A mulher, por outro lado, dedica-se tradicionalmente a criar os filhos e a tarefas domésticas. Todas essas tarefas envolvem regras e ações mais criativas e espontâneas, de modo que, se a experiência das mulheres fosse usada como modelo de teoria moral, a moralidade se tornaria o cuidado espontâneo de outras pessoas, de acordo com a circunstância.

No caso do moral centrado nas mulheres, a proposta leva em conta o agente envolvido na situação e age com cuidado dentro do contexto. Quando ele se concentra na moral do homem, o agente é mecânico e executa a tarefa, mas permanece à distância e sem ser afetado pela situação.

Problemas metabólicos

Alguns dos problemas abordados pela metaética referem-se às respostas para estas perguntas:

– existem fatos morais? Se sim, onde e como eles se originam? Como eles estabelecem um padrão conveniente em nosso comportamento?

N Qual é a relação entre um fato moral e outro fato psicológico ou social?

– A moralidade é realmente uma questão de verdade ou gosto?

-Como você aprende sobre fatos morais?

– A que se refere quando uma pessoa se refere a valores? Ou comportamento moral tão bom ou ruim?

– A que se refere quando diz “bom”, “virtude”, “consciência” etc.?

-É bom um valor intrínseco? Ou o bem tem um valor versátil que o identifica com prazer e felicidade?

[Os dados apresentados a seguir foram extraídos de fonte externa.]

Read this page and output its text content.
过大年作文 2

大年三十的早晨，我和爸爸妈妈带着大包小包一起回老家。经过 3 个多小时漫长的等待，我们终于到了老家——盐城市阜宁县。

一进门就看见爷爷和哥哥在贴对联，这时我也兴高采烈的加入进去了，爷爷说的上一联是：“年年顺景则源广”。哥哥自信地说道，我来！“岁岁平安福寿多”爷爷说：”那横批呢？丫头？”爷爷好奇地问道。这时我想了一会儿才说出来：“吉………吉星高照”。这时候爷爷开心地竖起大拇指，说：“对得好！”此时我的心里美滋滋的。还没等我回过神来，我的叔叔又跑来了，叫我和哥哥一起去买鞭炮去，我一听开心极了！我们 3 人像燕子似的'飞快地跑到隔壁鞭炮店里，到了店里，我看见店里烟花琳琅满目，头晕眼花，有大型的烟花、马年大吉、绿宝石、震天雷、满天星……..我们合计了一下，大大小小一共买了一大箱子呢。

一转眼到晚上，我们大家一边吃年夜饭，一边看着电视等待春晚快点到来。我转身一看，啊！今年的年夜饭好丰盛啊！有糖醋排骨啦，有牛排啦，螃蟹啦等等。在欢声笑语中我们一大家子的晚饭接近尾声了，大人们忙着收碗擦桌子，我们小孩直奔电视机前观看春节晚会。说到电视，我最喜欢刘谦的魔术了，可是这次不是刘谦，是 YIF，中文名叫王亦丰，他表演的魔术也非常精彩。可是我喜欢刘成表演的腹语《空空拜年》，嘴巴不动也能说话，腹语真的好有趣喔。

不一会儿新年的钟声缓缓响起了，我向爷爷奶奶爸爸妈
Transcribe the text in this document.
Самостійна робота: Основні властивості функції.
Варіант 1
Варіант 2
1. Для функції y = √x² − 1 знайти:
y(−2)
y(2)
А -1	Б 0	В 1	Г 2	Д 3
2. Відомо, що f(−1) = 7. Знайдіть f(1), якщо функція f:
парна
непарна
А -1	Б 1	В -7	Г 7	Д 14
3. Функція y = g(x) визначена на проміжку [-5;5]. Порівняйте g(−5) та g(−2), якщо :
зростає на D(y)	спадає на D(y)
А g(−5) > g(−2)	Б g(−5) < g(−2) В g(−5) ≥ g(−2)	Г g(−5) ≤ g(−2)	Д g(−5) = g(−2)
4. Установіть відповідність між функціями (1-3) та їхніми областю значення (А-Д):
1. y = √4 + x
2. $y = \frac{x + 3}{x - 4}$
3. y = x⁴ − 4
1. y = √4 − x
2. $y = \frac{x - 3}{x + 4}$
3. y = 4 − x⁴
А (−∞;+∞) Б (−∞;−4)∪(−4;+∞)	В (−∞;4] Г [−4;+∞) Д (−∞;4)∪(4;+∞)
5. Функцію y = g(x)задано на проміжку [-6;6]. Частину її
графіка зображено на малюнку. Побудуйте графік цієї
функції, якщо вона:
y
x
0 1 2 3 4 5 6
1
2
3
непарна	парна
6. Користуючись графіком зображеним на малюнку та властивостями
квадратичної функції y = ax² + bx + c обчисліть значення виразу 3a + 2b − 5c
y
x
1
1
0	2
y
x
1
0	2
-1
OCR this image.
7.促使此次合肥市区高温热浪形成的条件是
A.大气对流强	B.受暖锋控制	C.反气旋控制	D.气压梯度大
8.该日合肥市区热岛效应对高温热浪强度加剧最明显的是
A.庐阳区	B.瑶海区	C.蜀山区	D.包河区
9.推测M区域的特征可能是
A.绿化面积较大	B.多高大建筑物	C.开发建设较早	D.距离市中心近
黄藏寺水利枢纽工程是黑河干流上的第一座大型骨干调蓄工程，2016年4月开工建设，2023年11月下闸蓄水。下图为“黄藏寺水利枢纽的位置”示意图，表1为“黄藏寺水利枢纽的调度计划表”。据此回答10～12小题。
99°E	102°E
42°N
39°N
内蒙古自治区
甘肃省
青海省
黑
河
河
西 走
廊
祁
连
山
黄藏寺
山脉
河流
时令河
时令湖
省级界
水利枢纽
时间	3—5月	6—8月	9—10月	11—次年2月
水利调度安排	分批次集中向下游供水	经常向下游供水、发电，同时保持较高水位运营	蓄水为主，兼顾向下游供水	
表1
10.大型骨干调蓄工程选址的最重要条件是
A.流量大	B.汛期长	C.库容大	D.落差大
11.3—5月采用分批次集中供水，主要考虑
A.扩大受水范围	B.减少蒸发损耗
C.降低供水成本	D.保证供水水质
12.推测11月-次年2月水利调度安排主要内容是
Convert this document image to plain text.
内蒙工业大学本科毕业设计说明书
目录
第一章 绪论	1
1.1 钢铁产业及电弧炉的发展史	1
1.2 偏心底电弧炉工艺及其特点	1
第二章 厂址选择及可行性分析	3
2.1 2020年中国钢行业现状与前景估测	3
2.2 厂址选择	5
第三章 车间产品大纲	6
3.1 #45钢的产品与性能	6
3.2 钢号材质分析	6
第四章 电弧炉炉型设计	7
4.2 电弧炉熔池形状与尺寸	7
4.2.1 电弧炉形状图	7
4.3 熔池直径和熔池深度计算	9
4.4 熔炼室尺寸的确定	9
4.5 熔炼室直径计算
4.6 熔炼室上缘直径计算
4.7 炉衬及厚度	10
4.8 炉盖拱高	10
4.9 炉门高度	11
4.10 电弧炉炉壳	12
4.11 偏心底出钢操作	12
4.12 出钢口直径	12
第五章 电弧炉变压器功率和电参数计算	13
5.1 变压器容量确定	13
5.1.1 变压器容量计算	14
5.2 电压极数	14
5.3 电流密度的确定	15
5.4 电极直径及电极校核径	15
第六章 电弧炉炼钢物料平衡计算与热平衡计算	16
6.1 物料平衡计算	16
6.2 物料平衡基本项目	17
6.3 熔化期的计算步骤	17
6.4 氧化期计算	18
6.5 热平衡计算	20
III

N Qual é a relação entre fé religiosa e moral? Como você explica que a fé implica necessariamente uma atitude moralmente boa, mas a aceitação de um ponto de vista moral não implica aceitar a fé?

Temática e abordagem

Embora uma das questões importantes dentro da metaética seja a questão do assunto, ela não é a única. Além disso, alguns filósofos consideram que ainda mais relevante é a maneira pela qual esses problemas são abordados.

Portanto, para Peter Singer, as perguntas que um filósofo deve se fazer são:

– Estou encarando os fatos da maneira correta como um cientista enfrentaria? Ou estou apenas expressando sentimentos pessoais ou da sociedade?

– Em que sentido se poderia dizer que um julgamento moral é verdadeiro ou falso?

Para Singer, responder a essas perguntas leva o filósofo à verdadeira teoria da ética, ou seja, à metaética.